Laugh-In producers came up with another show called Turn-On, which had an even more frenetic and eye-popping visual style than its predecessor. There was a little live-action action, some stop-motion, experimental mixed media, and more. The show was said to be controlled by a computer, hence all the weird, out-there graphics, as well as the synthesized music score. Also, the show was pre-occupied with sex—which was provocative for ’69. (Sample sketch: A woman gets mad when a birth control vending machine won’t dispense the pill.) It was all just too much. WEWS in Cleveland pulled the show off the air in the middle of the first episode. That, combined with a handful of affiliates who wouldn’t show it at all, made ABC turn off Turn-On after a single episode.
This family sitcom was built around popular R&B singer Melba Moore, who played a single mom named Melba Patterson, raising her nine-year-old daughter with the help of her best friend and mother. It was a perfectly agreeable ’80s-style series, but current events may have sealed Melba‘s fate to the one-and-done club: it debuted on January 28, 1986—the day the Space Shuttle Challenger exploded shortly after launch, killing everyone on board. A combination of people watching the news and not feeling like watching TV at all must have contributed to Melba pulling in historically low ratings for CBS that night.

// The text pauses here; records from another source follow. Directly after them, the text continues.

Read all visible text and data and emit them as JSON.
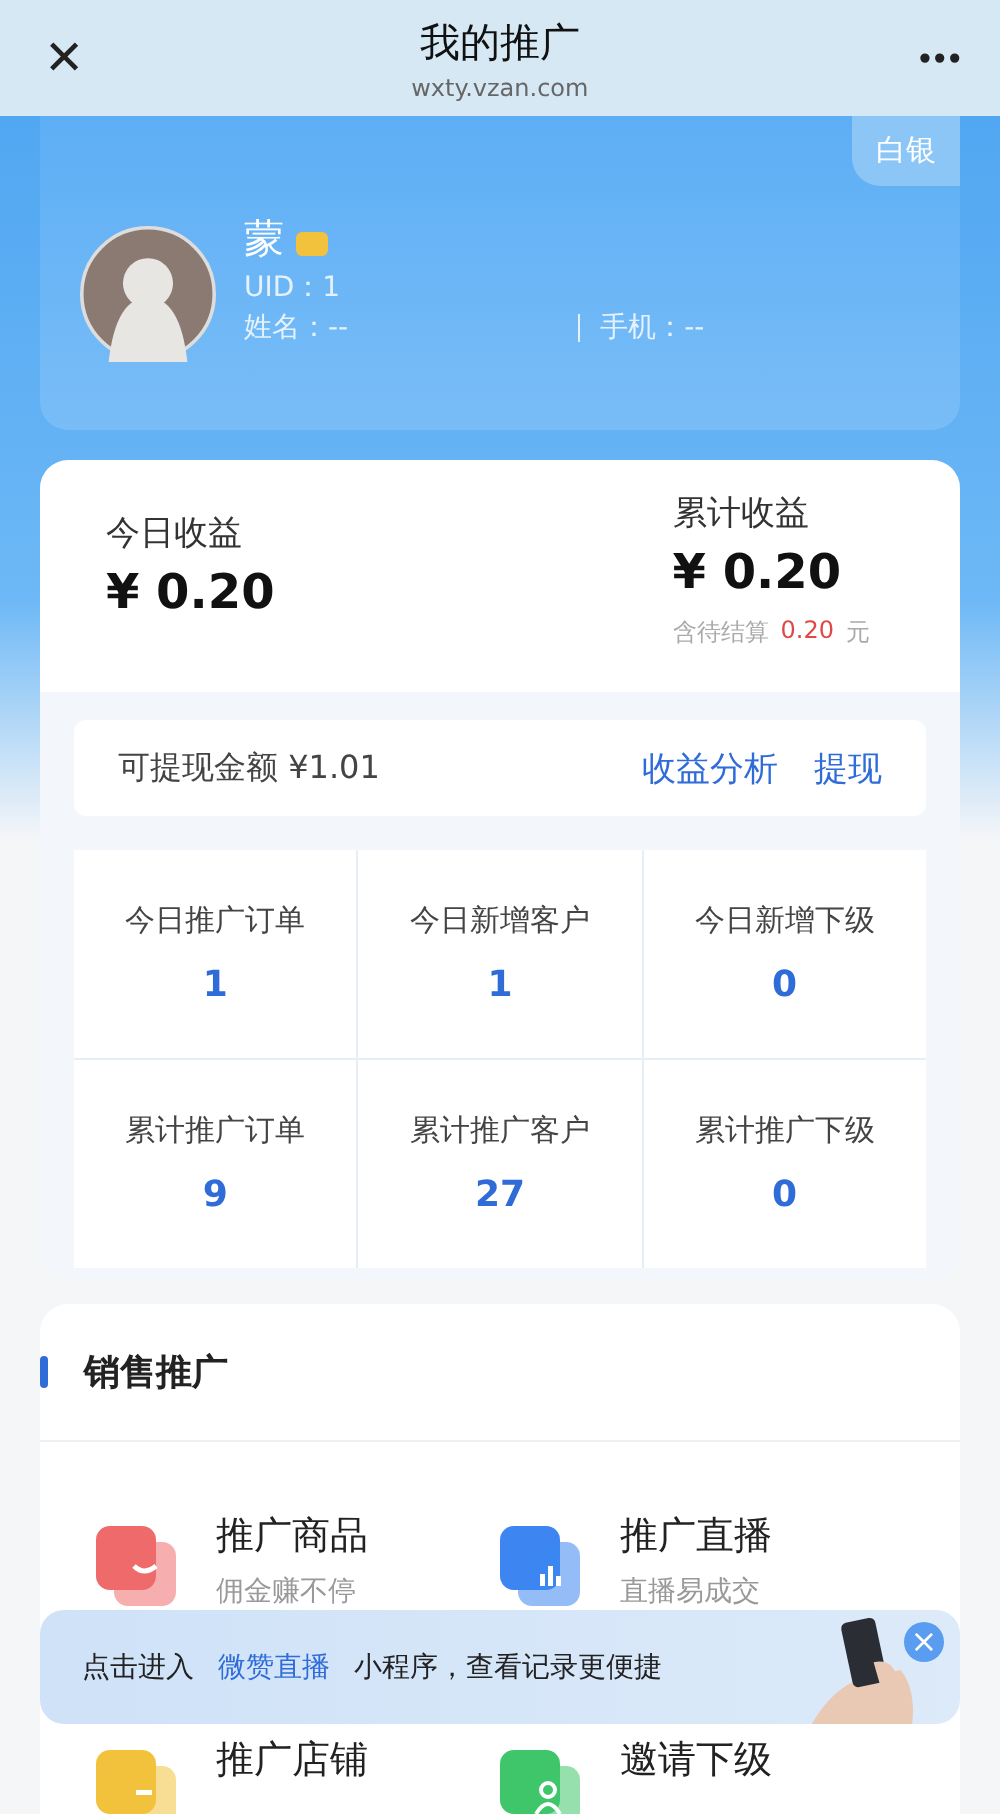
{
  "header": {
    "close": "✕",
    "title": "我的推广",
    "subtitle": "wxty.vzan.com",
    "more": "•••"
  },
  "profile": {
    "level_badge": "白银",
    "name": "蒙",
    "uid": "UID：1",
    "real_name": "姓名：--",
    "phone": "手机：--"
  },
  "earnings": {
    "today_label": "今日收益",
    "today_value": "¥ 0.20",
    "total_label": "累计收益",
    "total_value": "¥ 0.20",
    "pending_label": "含待结算",
    "pending_value": "0.20",
    "pending_unit": "元"
  },
  "withdraw": {
    "label": "可提现金额 ¥1.01",
    "analysis": "收益分析",
    "action": "提现"
  },
  "stats": [
    {
      "label": "今日推广订单",
      "value": "1"
    },
    {
      "label": "今日新增客户",
      "value": "1"
    },
    {
      "label": "今日新增下级",
      "value": "0"
    },
    {
      "label": "累计推广订单",
      "value": "9"
    },
    {
      "label": "累计推广客户",
      "value": "27"
    },
    {
      "label": "累计推广下级",
      "value": "0"
    }
  ],
  "sales": {
    "title": "销售推广",
    "items": [
      {
        "kind": "bag",
        "title": "推广商品",
        "subtitle": "佣金赚不停",
        "color": "#ef6b6b"
      },
      {
        "kind": "chart",
        "title": "推广直播",
        "subtitle": "直播易成交",
        "color": "#3d86f2"
      },
      {
        "kind": "store",
        "title": "推广店铺",
        "color": "#f3c23c"
      },
      {
        "kind": "person",
        "title": "邀请下级",
        "color": "#3fc66b"
      }
    ]
  },
  "banner": {
    "before": "点击进入",
    "link": "微赞直播",
    "after": "小程序，查看记录更便捷",
    "close": "×"
  }
}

The Eye Network took the show off the air and quietly burned off the already shot episodes in the summer of 1986.
Osbournes: Reloaded (2009)
Osbournes: Reloaded debuted in a plum post-American Idol timeslot in 2009. An attempted revival of MTV’s The Osbournes, it presented metal god Ozzy Osbourne and his family at the center of a variety show featuring pre-taped segments, sketches, audience participation bits, and musical performances.
Among the delights: a bit where Ozzy and Kelly Osbourne work a real fast food drive-through window; a sketch where swearin’ Sharon and Ozzy are portrayed by toddlers; and a man in the audience forced into marrying his longtime girlfriend right then and there. According to The Wrap, nearly one in five Fox affiliates refused to air Osbournes: Reloaded due to concerns over racy material and bad language. Critics were brutal; Tom Shales of the Washington Post called it "a revolting debacle" and "must-flee TV." With so much working against it, Fox didn’t bother to air the rest of the episodes that had been taped.